This week brought the sad news that Michael Clarke Duncan, the Oscar-nominated actor who starred in The Green Mile, passed away at the age of 54. In that movie, he played a man named John Coffey who was convicted and sentenced to death for a horrific crime. Even though Duncan was *only* 6’4″ tall, the clever camera work made him tower over everyone else, including the not-so-short Tom Hanks. John Coffey was daunting from the moment he appeared on screen.
But then he spoke. His voice was deeply quiet. He addressed the guards as “Boss.” He told them his name: “like the drink but not spelled the same.” After he was secured in the cell, he took everyone by surprise by saying, “I’m afraid of the dark.”
Could such gentleness that fears the darkness have committed such a dark crime? That is the question that The Green Mile spends nearly three hours answering. And what we discover is that John Coffey possesses not a propensity to hurt but rather a gift to heal. We meet him as a man with accusations and judgments already attached to him. Then, in the close confinement of a jail cell, we acquaint ourselves with a heart that wants to share light, not darkness.

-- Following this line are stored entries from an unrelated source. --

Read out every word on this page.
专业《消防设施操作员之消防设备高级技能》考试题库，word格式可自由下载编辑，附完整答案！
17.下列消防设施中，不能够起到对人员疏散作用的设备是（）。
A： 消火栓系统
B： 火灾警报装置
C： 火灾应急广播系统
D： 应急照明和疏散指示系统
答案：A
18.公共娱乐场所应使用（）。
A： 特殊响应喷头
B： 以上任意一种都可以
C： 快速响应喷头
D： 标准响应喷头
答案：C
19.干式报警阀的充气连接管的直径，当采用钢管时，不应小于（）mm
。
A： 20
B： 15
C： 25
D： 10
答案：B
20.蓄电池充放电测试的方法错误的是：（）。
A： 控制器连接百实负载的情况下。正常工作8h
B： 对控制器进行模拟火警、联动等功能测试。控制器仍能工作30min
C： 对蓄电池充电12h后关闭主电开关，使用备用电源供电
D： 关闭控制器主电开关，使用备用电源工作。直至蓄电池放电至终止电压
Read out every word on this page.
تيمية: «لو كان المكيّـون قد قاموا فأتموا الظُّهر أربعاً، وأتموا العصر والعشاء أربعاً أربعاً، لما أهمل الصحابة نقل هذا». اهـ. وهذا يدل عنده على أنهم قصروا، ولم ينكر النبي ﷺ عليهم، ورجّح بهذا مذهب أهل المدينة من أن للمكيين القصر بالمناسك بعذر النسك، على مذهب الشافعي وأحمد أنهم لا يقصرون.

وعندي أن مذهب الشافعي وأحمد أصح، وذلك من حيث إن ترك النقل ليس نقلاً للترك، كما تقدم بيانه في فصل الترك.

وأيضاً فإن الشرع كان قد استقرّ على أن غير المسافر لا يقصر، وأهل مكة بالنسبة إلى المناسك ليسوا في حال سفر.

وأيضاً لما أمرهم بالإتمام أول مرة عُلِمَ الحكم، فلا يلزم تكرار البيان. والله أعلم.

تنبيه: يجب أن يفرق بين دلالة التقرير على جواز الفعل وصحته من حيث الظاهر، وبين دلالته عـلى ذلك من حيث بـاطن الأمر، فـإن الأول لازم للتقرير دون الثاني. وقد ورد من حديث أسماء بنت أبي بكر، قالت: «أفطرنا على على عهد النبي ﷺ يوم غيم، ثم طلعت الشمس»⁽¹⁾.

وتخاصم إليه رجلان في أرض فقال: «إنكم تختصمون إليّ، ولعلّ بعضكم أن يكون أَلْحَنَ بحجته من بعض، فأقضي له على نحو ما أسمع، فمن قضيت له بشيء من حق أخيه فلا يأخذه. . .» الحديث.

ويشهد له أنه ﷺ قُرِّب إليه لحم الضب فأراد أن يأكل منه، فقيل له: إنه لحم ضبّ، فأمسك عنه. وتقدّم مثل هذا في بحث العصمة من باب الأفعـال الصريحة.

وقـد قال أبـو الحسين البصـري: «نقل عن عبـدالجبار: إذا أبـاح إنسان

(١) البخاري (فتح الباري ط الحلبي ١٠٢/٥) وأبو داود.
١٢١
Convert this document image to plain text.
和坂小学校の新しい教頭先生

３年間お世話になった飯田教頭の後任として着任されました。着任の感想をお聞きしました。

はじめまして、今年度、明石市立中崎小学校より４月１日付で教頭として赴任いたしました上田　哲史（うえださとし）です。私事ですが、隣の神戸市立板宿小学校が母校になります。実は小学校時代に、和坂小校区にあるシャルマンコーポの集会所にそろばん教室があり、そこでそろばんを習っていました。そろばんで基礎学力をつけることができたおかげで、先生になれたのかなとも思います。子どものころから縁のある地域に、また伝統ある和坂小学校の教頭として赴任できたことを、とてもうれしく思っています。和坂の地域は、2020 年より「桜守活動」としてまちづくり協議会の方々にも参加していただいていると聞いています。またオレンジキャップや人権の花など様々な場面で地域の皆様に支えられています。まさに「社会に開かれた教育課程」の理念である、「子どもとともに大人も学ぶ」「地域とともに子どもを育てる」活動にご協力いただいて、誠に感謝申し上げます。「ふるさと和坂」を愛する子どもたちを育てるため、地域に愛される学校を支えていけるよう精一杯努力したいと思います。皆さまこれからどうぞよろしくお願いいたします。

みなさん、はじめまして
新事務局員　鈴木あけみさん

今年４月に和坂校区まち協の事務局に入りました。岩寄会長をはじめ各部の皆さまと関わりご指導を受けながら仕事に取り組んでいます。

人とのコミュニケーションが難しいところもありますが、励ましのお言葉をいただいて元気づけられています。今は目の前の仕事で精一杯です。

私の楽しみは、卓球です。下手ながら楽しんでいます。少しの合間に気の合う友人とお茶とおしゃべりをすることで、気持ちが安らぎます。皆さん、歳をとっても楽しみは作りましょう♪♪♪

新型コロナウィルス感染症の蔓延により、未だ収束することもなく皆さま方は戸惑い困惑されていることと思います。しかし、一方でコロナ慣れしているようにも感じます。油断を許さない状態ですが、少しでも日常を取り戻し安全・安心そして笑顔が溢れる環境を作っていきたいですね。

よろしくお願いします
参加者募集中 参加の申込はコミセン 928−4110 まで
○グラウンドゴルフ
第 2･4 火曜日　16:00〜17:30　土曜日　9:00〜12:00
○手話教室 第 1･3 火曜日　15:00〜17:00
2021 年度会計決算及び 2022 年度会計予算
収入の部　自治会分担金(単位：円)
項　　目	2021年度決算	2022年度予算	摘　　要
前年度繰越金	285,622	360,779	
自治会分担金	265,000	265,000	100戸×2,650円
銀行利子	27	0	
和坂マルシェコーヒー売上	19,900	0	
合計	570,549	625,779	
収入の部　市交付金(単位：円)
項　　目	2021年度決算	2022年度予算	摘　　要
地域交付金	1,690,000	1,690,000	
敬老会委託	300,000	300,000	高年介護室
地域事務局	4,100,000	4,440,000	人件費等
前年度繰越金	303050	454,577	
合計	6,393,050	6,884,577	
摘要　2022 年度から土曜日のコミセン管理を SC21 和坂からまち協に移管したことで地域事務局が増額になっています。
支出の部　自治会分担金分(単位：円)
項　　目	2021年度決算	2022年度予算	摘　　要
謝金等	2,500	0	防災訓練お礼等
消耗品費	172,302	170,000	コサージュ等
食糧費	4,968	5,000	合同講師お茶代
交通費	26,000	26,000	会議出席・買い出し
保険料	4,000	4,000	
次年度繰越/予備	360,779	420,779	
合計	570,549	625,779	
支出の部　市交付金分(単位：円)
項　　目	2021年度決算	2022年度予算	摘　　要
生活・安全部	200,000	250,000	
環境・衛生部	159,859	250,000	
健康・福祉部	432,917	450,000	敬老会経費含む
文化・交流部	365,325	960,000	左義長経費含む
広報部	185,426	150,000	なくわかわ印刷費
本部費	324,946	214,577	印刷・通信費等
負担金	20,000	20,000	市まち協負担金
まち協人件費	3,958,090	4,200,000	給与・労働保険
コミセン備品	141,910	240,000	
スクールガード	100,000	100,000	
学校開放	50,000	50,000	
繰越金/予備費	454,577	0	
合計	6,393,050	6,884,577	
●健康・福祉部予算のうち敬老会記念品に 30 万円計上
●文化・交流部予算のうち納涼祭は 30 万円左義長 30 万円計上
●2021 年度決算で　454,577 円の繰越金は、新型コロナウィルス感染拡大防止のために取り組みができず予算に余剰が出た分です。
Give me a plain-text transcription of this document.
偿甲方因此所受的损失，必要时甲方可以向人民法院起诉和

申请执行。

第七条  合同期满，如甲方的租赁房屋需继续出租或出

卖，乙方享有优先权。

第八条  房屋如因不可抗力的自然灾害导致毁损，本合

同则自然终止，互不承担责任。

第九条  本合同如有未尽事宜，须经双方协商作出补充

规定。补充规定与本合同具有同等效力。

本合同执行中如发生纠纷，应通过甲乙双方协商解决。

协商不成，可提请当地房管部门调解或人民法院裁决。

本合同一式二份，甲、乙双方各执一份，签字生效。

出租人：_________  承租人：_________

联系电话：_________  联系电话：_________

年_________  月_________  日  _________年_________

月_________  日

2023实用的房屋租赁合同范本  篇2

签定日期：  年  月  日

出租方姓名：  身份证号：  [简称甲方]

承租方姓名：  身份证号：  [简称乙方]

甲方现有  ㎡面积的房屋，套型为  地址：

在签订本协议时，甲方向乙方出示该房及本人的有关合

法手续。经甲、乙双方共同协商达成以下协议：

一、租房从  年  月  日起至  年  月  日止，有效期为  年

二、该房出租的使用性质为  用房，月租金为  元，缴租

The good news of Jesus Christ often pierces us in the moments we least expect it, through the people we least anticipate. It’s not always what the preacher says on Sunday morning (although I hope it sometimes is!) that ministers to our hearts. We might experience God’s grace in a stranger we encounter on a morning walk or the TV show we come upon while channel surfing. God may speak to us through a person whose company we don’t even enjoy more than through the words of a best friend. Let us remember that God became incarnate in the son of a carpenter from Nazareth, an unlikely Savior in an unlikely place. Even Jesus’ early disciples, when they first heard of him, declared, “What? Can anything good come out of Nazareth?” (John 1:46).
Let us open our eyes to the John Coffeys around us. Then let us open our ears to hear how God might speak to us through them. After all, his name sounds “like the drink, but it’s not spelled the same.”